Lambert continued: “The initiatives funded by Gold Circle include the training and career development initiatives, small business development, skills development for matriculants and job seekers, as well as operational support and skills transfers to black-owned bookmaking businesses.
“The funding also provides financial and operational support to rural racing in KwaZulu-Natal and various corporate social investment programmes — all initiatives that foster transformation in the industry.
“Rather than an acceleration of transformation, the proposed diversion of the funds poses an existential threat to the industry. Gold Circle is forecasting a loss of R106m for the 2021/2022 financial year even after receiving the R66m betting tax contribution. Direct racing and events only generated R50m in total revenue. Without the betting tax contribution, the losses that year would have been about R172m.
“The fact is the funding subsidies the proposal would take from Gold Circle keep the provincial industry alive. The destructive power of this proposal was on full display when a similar one in Gauteng saw the racecourse operator in that province placed in business rescue within one year of its introduction. There is no reason to expect a different outcome this time about.

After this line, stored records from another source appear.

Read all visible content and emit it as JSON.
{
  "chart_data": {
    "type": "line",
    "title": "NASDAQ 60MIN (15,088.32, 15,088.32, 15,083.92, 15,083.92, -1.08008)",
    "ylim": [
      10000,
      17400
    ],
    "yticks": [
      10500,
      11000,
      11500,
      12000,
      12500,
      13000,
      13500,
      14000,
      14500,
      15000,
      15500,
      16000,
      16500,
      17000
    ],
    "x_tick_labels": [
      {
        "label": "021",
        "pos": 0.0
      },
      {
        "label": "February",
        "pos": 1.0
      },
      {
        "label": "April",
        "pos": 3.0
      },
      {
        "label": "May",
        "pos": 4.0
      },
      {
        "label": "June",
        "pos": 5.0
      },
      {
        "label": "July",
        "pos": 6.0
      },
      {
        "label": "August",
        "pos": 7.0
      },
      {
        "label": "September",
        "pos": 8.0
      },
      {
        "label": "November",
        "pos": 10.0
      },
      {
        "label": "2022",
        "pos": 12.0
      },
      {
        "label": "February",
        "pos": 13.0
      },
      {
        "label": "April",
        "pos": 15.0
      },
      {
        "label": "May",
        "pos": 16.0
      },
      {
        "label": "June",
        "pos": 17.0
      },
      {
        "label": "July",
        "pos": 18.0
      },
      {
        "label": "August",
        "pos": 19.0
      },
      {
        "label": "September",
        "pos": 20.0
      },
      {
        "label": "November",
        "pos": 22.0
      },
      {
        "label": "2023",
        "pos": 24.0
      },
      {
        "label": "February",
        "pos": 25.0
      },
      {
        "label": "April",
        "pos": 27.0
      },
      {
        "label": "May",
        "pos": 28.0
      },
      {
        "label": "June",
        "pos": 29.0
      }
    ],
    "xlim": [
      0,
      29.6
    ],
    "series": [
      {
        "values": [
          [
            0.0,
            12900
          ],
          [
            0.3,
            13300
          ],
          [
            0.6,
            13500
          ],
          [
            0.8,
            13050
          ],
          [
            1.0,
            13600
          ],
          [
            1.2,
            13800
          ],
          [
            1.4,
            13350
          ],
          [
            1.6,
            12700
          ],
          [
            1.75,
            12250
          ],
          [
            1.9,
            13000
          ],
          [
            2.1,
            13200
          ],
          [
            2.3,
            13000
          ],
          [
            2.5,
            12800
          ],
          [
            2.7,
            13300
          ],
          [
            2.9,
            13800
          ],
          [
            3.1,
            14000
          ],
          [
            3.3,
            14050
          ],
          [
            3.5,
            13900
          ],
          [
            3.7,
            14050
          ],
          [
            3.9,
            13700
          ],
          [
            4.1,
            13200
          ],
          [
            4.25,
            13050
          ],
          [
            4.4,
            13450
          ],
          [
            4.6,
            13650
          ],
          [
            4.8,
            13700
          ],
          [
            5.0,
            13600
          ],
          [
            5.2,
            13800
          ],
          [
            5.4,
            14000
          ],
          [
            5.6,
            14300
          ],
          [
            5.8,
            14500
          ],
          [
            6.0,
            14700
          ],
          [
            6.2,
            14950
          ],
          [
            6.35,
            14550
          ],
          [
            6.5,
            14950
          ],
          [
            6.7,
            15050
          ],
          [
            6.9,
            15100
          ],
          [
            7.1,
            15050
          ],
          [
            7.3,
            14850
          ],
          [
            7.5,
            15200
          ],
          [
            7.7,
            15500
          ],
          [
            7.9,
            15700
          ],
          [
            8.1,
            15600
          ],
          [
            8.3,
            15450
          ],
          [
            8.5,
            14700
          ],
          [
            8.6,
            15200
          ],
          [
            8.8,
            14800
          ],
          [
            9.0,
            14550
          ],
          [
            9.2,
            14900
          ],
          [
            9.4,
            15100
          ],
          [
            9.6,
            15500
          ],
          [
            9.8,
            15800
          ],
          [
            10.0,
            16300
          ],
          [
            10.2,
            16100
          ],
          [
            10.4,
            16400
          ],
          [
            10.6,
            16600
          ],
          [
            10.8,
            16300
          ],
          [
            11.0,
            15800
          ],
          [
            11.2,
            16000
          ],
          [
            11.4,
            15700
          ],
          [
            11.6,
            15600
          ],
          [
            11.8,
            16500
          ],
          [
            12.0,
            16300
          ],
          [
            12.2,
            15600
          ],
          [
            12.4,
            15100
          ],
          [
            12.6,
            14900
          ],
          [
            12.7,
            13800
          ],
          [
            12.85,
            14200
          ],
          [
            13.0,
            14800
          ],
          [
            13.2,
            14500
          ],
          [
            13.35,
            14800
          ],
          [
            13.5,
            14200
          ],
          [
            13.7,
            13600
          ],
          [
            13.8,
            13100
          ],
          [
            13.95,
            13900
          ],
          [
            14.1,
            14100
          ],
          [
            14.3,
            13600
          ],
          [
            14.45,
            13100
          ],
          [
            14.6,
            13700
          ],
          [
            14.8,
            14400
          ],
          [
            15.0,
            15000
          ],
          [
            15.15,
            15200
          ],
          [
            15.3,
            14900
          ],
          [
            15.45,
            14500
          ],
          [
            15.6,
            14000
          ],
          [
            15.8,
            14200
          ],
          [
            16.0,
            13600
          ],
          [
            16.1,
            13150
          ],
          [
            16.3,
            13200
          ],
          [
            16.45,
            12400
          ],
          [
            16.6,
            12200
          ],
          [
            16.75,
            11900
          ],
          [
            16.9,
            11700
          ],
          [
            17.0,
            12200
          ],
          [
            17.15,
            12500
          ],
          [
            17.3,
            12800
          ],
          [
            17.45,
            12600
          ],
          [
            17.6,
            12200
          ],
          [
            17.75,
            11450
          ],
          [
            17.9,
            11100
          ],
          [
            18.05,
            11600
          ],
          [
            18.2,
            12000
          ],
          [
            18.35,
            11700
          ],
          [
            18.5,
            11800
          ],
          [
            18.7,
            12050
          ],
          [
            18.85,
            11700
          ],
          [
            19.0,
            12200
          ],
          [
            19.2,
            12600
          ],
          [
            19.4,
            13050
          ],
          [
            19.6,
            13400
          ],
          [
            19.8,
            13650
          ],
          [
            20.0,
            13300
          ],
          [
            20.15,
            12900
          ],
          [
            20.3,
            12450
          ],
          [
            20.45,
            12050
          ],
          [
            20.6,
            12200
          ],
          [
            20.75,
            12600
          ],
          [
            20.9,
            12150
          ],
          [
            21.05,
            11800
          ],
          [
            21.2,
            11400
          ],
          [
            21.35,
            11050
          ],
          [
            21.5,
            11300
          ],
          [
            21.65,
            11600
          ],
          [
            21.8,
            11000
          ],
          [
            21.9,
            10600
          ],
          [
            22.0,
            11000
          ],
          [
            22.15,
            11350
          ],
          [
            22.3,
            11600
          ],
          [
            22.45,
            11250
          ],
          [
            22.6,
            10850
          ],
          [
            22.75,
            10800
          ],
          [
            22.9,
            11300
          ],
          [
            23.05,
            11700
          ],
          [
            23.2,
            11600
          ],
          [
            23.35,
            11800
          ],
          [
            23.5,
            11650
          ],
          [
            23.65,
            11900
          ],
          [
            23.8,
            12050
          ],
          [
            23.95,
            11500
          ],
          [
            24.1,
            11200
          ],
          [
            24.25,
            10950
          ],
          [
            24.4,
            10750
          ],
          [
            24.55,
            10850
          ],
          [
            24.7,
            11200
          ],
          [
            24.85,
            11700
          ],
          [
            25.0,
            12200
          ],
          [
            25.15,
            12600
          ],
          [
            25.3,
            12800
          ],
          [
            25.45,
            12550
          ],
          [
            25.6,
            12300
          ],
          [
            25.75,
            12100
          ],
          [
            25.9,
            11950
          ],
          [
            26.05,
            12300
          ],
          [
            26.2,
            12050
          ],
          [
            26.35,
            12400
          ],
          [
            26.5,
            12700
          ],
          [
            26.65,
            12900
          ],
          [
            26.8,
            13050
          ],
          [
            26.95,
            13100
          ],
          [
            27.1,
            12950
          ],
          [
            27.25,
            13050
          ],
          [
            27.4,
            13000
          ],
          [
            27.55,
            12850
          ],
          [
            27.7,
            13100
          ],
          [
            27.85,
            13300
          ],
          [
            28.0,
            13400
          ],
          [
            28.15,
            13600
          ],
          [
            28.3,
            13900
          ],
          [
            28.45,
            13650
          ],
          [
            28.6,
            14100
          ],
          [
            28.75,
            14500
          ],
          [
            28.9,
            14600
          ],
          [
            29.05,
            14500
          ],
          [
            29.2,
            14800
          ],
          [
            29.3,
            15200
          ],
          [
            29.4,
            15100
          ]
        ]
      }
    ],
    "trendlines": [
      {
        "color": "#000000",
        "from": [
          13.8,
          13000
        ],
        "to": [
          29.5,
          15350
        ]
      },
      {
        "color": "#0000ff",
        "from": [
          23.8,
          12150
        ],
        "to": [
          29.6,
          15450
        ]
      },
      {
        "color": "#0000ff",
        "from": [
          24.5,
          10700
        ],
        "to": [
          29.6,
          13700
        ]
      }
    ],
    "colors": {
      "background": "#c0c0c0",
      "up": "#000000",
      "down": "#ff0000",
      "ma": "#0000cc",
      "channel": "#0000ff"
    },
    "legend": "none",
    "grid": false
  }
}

“The death of the industry would have foreseeable knock-on effects for employment in the province. Workers at racecourse training facilities, racecourse breeders, the National Horse Racing Authority, the Coastal Horse Care Unit, the SA Jockey Academy, the National Racing Bureau, horse feed manufacturers, veterinarians, farriers, grooms, jockeys, horse transporters and downstream leisure horse grooms — all of these would lose their jobs.
“And with the KwaZulu-Natal industry decimated, the bookmakers would start afresh — elsewhere.
“The province has endured successive crises that have left the provincial economy on its knees. The recent floods in the province have only worsened the challenges that began with the spread of the Covid-19 virus and were compounded by the unrest in July 2021. In this context, KwaZulu-Natal cannot afford an industry-killing proposal that will cost hundreds of jobs.
“In this exceptionally difficult climate, the province could also use every rand it can earn in tax revenue to help rebuild the province. Gold Circle is a tax-paying entity, but if the proposed reduction is effected, the province will lose an estimated R100m a year in taxes.”
“This is a textbook lose-lose scenario and a self-inflicted wound for the province.”